Ross: That is a good question, and a tricky one. I’d say:
- There’s more to everyone than what you see on the surface.
- The choices we make are what define us, not where we come from.
- It doesn’t matter how much technology advances, it is human nature that prevents us from advancing as a species.
Aaron: As the captain of your writing career, what is on the horizon? Where are you going to steer your ship?
Ross: As the captain of my writing career, it’s hard to know exactly what the future will bring, but as I am enjoying some of the benefits of self-publishing, specifically the control I retain, I would kind of like to set up my own small press someday.
More on System Purge:
Fourteen-year-old Tommy Philips doesn’t know where he comes from. He has questions that his foster parents can’t answer, questions about who he is and what makes him so different from everyone around him. When he stumbles across evidence that one of his teachers has been guarding him for years, Tommy begins an investigation that will uncover a history he never could have guessed.
Rowan Darren wasn’t just born to be a soldier, he was made to be one. The Nospious, a collection of twelve Houses of genetically-engineered humans, live in silent conflict, fighting quiet political wars against each other and the outside world, constantly trying to advance their interests to the detriment of anyone who gets in their way, while concealing their existence.
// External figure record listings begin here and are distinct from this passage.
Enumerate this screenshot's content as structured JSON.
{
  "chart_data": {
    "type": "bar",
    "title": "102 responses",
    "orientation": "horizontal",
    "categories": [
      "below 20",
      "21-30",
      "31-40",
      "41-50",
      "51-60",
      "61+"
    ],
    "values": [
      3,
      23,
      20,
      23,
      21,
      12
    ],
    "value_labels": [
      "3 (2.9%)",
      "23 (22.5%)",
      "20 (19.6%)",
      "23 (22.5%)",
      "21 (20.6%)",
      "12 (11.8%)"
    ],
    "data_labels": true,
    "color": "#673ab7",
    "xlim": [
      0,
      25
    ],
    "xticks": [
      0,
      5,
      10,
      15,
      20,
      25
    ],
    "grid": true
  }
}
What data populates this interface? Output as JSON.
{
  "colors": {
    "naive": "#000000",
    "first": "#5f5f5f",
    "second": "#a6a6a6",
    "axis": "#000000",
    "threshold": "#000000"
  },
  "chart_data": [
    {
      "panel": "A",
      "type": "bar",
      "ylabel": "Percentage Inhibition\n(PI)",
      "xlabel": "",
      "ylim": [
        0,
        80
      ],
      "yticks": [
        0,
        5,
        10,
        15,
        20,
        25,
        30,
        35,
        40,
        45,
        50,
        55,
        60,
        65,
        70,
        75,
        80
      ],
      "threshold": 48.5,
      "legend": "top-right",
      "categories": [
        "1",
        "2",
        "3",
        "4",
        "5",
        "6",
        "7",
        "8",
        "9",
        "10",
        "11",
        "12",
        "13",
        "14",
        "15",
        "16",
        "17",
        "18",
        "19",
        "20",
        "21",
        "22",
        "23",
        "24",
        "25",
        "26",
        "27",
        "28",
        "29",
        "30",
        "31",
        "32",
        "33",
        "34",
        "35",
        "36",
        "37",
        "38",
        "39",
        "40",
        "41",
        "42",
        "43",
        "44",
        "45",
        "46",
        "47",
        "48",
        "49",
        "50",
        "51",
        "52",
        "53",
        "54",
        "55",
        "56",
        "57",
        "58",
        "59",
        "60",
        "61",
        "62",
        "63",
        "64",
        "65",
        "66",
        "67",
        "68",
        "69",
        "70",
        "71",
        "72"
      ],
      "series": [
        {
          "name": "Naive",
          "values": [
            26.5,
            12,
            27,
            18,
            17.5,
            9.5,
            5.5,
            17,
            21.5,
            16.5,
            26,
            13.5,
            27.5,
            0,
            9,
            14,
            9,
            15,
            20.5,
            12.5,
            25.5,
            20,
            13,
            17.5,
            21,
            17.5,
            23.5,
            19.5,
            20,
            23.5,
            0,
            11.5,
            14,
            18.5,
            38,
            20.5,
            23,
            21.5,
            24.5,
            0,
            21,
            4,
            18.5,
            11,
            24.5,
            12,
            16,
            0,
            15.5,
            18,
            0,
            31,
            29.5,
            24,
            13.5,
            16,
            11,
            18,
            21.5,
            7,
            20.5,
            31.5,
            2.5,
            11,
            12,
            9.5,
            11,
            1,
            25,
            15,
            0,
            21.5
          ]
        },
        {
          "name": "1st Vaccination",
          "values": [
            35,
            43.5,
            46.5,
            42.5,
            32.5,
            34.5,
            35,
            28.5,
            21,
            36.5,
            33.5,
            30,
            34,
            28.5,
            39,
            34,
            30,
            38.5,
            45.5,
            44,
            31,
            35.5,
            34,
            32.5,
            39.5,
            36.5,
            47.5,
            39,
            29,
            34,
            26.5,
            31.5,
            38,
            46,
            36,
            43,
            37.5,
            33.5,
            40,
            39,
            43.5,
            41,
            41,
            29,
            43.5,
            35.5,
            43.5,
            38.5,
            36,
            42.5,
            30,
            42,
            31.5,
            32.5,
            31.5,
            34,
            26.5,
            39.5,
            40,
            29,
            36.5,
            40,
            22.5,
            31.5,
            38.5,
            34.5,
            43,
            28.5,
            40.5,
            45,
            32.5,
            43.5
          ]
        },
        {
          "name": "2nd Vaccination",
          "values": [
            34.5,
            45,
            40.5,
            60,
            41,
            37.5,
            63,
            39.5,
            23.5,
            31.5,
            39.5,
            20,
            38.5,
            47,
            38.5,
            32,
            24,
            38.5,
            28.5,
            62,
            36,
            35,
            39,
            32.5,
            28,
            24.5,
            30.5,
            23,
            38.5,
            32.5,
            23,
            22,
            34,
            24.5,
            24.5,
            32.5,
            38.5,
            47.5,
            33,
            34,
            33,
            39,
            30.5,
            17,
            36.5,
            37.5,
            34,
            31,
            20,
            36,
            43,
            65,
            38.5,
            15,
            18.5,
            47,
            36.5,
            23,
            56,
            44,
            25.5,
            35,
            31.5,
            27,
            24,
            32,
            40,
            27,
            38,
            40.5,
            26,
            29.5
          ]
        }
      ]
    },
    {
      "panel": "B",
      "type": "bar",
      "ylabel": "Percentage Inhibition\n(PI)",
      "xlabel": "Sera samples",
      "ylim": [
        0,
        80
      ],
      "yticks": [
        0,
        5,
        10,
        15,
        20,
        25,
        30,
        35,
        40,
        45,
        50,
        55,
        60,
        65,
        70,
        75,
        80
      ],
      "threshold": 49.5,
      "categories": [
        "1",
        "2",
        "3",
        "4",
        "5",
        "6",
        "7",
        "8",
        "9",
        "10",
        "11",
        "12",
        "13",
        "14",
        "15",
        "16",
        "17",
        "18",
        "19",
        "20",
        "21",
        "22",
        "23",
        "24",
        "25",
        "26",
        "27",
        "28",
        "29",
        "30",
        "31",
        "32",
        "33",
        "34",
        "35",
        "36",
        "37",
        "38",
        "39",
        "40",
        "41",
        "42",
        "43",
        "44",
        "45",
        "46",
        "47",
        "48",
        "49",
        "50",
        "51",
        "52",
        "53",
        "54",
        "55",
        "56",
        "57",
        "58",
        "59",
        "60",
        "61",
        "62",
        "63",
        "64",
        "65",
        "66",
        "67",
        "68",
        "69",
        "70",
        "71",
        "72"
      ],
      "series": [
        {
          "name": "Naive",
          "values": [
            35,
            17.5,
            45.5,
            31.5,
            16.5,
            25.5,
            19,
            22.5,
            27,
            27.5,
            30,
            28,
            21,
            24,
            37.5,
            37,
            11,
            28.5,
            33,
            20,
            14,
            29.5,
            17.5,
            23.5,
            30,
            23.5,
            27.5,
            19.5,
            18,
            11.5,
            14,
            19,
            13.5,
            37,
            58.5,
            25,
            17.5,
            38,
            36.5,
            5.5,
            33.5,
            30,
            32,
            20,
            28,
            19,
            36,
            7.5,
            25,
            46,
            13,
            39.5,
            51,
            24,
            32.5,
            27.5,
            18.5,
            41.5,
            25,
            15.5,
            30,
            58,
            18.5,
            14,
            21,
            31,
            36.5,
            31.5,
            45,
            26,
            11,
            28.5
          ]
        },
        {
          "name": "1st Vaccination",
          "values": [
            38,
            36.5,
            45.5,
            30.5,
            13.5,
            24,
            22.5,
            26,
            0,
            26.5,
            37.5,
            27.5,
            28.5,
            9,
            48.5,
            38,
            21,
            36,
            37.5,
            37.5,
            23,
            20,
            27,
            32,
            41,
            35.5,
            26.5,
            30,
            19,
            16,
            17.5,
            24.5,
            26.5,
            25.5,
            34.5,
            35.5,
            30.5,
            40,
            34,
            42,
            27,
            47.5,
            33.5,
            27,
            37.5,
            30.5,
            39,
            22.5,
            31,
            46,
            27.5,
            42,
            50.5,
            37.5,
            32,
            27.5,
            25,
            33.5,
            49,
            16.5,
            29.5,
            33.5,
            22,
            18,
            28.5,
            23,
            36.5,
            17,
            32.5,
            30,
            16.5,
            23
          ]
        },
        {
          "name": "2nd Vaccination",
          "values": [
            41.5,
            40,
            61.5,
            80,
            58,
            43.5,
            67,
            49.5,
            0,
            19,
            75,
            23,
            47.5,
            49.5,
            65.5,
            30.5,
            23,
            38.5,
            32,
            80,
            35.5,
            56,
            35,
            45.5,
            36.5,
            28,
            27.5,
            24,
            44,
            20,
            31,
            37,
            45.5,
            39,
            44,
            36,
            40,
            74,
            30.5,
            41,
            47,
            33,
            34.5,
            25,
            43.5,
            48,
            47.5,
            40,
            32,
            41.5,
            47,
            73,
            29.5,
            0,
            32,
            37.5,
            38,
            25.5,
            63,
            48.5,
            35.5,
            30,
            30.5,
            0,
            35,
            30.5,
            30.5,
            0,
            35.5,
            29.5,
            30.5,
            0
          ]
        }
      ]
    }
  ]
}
Rowan, of the House of Aries, is no exception. After years overseas, expanding his House’s influence, Rowan is coming home, but the home waiting for him is anything but simple, and survival will require more than a few modified genomes.
Though he goes by Samuel, his name is ‘Three,’ and ever since The War claimed the lives of his siblings, he has been the oldest living synthetic lifeform on Earth. Maintaining control over the increasingly restless Society of Machines has always been difficult, but a second war has been brewing for years, and if Samuel doesn’t get in front of it in time, it will cost the Society both lives and the secrecy that they’ve cultivated for years.
Three lives moving in very different directions will all meet at a crossroads, and all three will be forever changed.